It was five weeks since the team at Halifax Grammar School had begun travelling a long and challenging road, as we adapted to teaching students who could no longer gather in the classroom.
I had spent much of that Saturday morning over coffee, pondering words I might share with my staff for an upcoming meeting. I was conscious of how difficult it had been for each of them to carry the weight of constant stress, strain, and worry in the face of ongoing uncertainty. So I hoped to find some words of uplift as we looked forward to the final months of school and maybe some warmer days ahead.
But then came the attacks of April 18–19. And like all Nova Scotians and Canadians, I was heartbroken. So the words I sought eluded me, which I was very sorry about, because if ever we needed some words of uplift, it was now. Instead, I found myself thinking about this province of ours and about the people who share it, and in particular about two Nova Scotian characteristics that stood out for me and seemed so important in this moment.
The first characteristic was our unique bond of community. When I first arrived in Nova Scotia in the summer of 1982, I witnessed this curious local habit, a habit that has since become familiar. It occurs when two Nova Scotians meet for the first time. Before any real conversation can take place, they first have to find their two degrees of separation, which they always do, and establish their unique connection.
I had never seen anything like that before. Since then, no matter where I have travelled in this world, I have always seen this distinct familial act between two Nova Scotians, whether friends or “strangers,” who find themselves together in some strange land.
A few years ago, while I was driving on a toll road outside of Boston.
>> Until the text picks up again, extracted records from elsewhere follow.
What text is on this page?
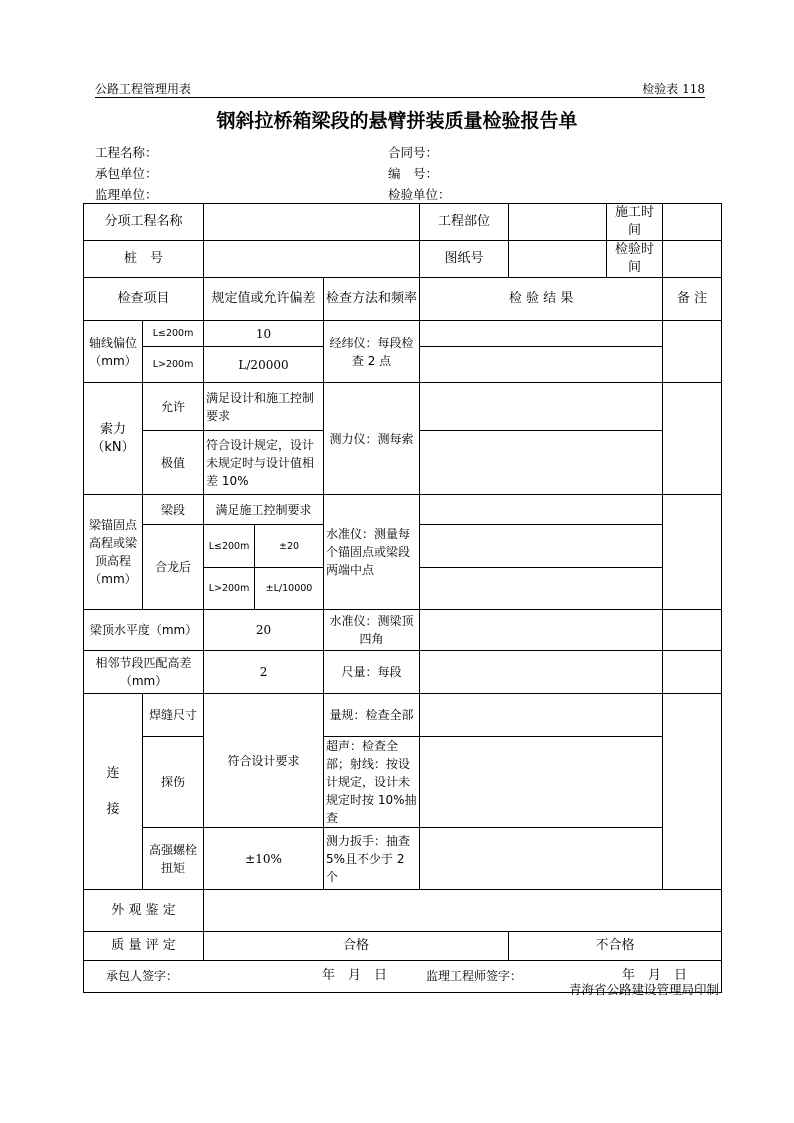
公路工程管理用表	检验表 118
钢斜拉桥箱梁段的悬臂拼装质量检验报告单
工程名称：	合同号：
承包单位：	编　号：
监理单位：	检验单位：
分项工程名称					工程部位		施工时间	
桩　号					图纸号		检验时间	
检查项目		规定值或允许偏差		检查方法和频率	检 验 结 果			备 注
轴线偏位（mm）	L≤200m	10		经纬仪：每段检查 2 点				
	L>200m	L/20000						
索力（kN）	允许	满足设计和施工控制要求		测力仪：测每索				
	极值	符合设计规定，设计未规定时与设计值相差 10%						
梁锚固点高程或梁顶高程（mm）	梁段	满足施工控制要求		水准仪：测量每个锚固点或梁段两端中点				
	合龙后	L≤200m	±20					
		L>200m	±L/10000					
梁顶水平度（mm）		20		水准仪：测梁顶四角				
相邻节段匹配高差（mm）		2		尺量：每段				

连
接	焊缝尺寸	符合设计要求		量规：检查全部				
	探伤			超声：检查全部；射线：按设计规定，设计未规定时按 10%抽查				
	高强螺栓扭矩	±10%		测力扳手：抽查 5%且不少于 2 个				
外 观 鉴 定								
质 量 评 定		合格				不合格		

承包人签字： 年　月　日 监理工程师签字： 年　月　日								
青海省公路建设管理局印制
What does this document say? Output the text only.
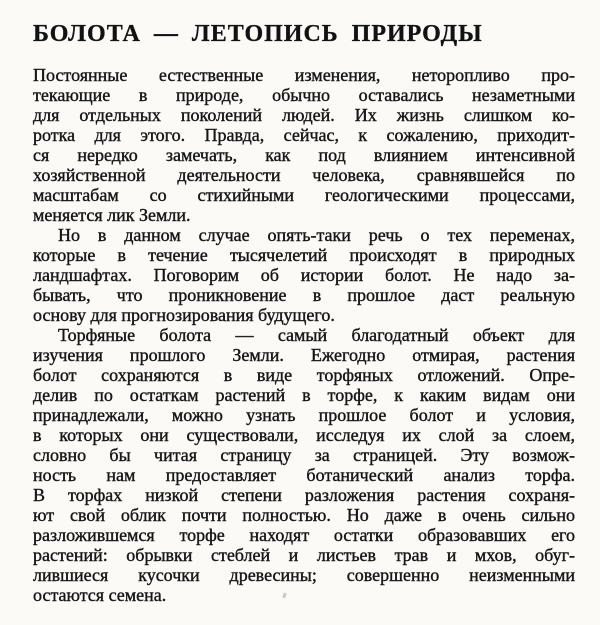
БОЛОТА — ЛЕТОПИСЬ ПРИРОДЫ
Постоянные естественные изменения, неторопливо про-
текающие в природе, обычно оставались незаметными
для отдельных поколений людей. Их жизнь слишком ко-
ротка для этого. Правда, сейчас, к сожалению, приходит-
ся нередко замечать, как под влиянием интенсивной
хозяйственной деятельности человека, сравнявшейся по
масштабам со стихийными геологическими процессами,
меняется лик Земли.
Но в данном случае опять-таки речь о тех переменах,
которые в течение тысячелетий происходят в природных
ландшафтах. Поговорим об истории болот. Не надо за-
бывать, что проникновение в прошлое даст реальную
основу для прогнозирования будущего.
Торфяные болота — самый благодатный объект для
изучения прошлого Земли. Ежегодно отмирая, растения
болот сохраняются в виде торфяных отложений. Опре-
делив по остаткам растений в торфе, к каким видам они
принадлежали, можно узнать прошлое болот и условия,
в которых они существовали, исследуя их слой за слоем,
словно бы читая страницу за страницей. Эту возмож-
ность нам предоставляет ботанический анализ торфа.
В торфах низкой степени разложения растения сохраня-
ют свой облик почти полностью. Но даже в очень сильно
разложившемся торфе находят остатки образовавших его
растений: обрывки стеблей и листьев трав и мхов, обуг-
лившиеся кусочки древесины; совершенно неизменными
остаются семена.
A car with Massachusetts plates roared up beside me and rolled down the passenger-side window. In the U.S. this can be a dangerous thing, but the driver of the car had seen my Nova Scotian plate and shouted with a good deal of enthusiasm that he was a Nova Scotian working stateside. We exchanged a few quick words, but since we were driving, we couldn’t quite finish our two degrees of separation dance, so he moved on, smiling and waving, before pulling up to the toll booth.
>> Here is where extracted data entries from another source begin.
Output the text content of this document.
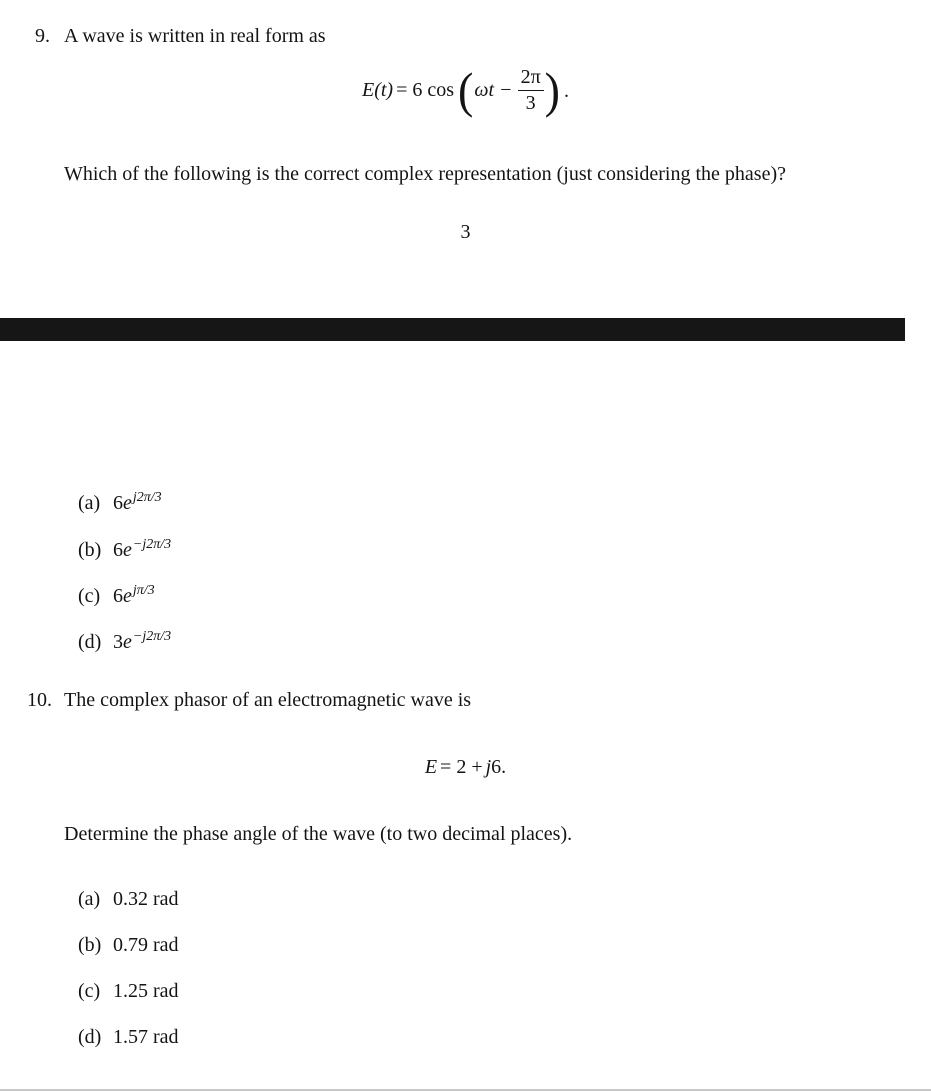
9. A wave is written in real form as
E(t) = 6 cos ( $\omega t - \frac{2\pi}{3}$ ) .
Which of the following is the correct complex representation (just considering the phase)?
3
(a) $6e^{j2\pi/3}$
(b) $6e^{-j2\pi/3}$
(c) $6e^{j\pi/3}$
(d) $3e^{-j2\pi/3}$
10. The complex phasor of an electromagnetic wave is
E = 2 + j 6.
Determine the phase angle of the wave (to two decimal places).
(a) 0.32 rad
(b) 0.79 rad
(c) 1.25 rad
(d) 1.57 rad
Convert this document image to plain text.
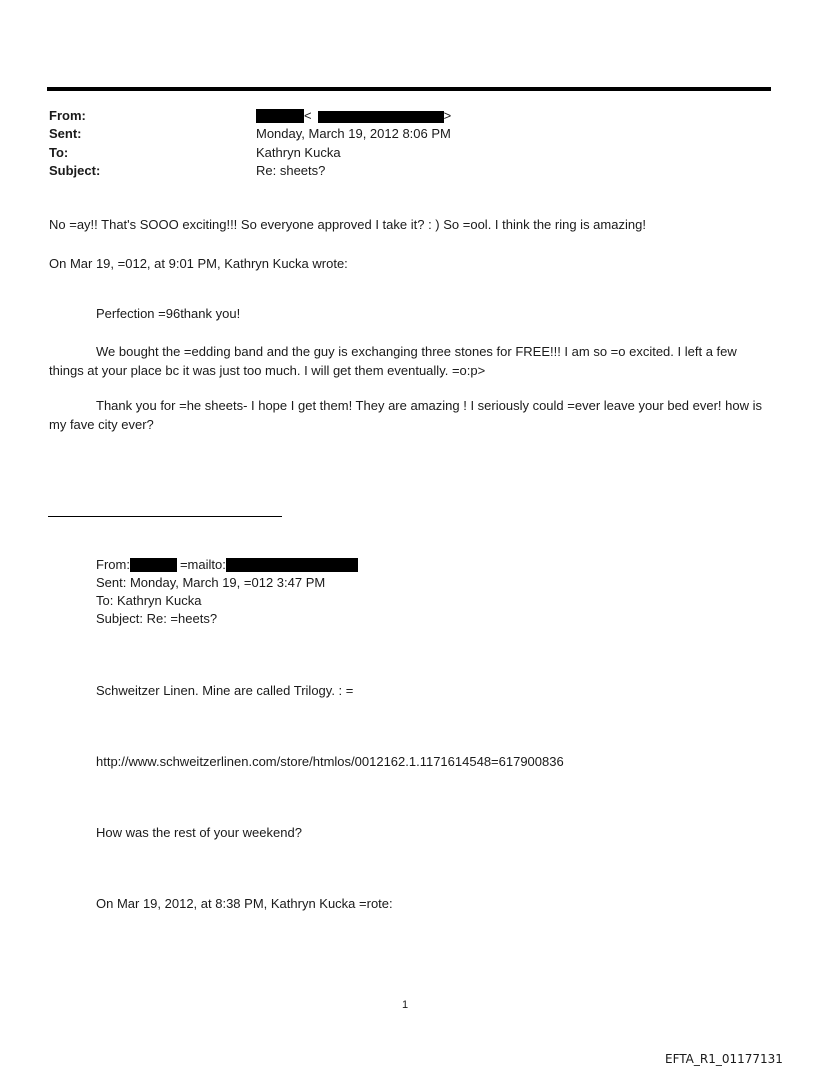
From:	<	>
Sent:	Monday, March 19, 2012 8:06 PM
To:	Kathryn Kucka
Subject:	Re: sheets?
No =ay!! That's SOOO exciting!!! So everyone approved I take it? : ) So =ool. I think the ring is amazing!
On Mar 19, =012, at 9:01 PM, Kathryn Kucka wrote:
Perfection =96thank you!
We bought the =edding band and the guy is exchanging three stones for FREE!!! I am so =o excited. I left a few things at your place bc it was just too much. I will get them eventually. =o:p>
Thank you for =he sheets- I hope I get them! They are amazing ! I seriously could =ever leave your bed ever! how is my fave city ever?
From:	=mailto:
Sent: Monday, March 19, =012 3:47 PM
To: Kathryn Kucka
Subject: Re: =heets?
Schweitzer Linen. Mine are called Trilogy. : =
http://www.schweitzerlinen.com/store/htmlos/0012162.1.1171614548=617900836
How was the rest of your weekend?
On Mar 19, 2012, at 8:38 PM, Kathryn Kucka =rote:
1
EFTA_R1_01177131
When I got to the booth, the attendant told me I didn’t have to pay, because the car in front of me had just covered the toll. I smiled at that. I never saw the fellow again, but I have always believed that his paying my toll likely made him feel a little closer to home.
Nova Scotians like to be close. And maybe that’s what I found so unbearably cruel about the aftermath of this past Saturday night and Sunday morning. We couldn’t physically gather together to grieve and find support in each other’s presence like a good family does.
The second characteristic that stood out for me about Nova Scotians was resolve. For about 15 years now, when time allowed, I had been writing books about tragedies that Nova Scotians have faced over their long history. And in every one of those stories, I was struck by the remarkable resilience that Nova Scotians always exhibited, how they always found light in darkness, how they always took care of each other when it mattered most.
As with so many others, I have been listening to a good deal of Nova Scotian music over the last week because our music often celebrates these unique characteristics, celebrates our bond of community and our resolve. One song in particular that stood out for me was an old song made popular in the early ’90s by the Rankin Family called “Rise Again.” In the song, there is a line from the refrain that I kept thinking about.
We rise again in the faces
Of our children
It is a remarkable line, really. We look to our children for some sense of hope in tomorrow and they look to us for some sense of strength and connection in today.
It struck me that this was what my staff had been doing, in their own way, for five weeks now: helping students find, through them, some sense of connection and strength for today, while the staff found, through their students, some sense of hope for tomorrow.
And perhaps, in sharing this experience, both teachers and students were reminded that they belong to a special kind of place and a special kind of people, and that as Nova Scotians, no matter how difficult the challenge may be ahead of us, we will rise again.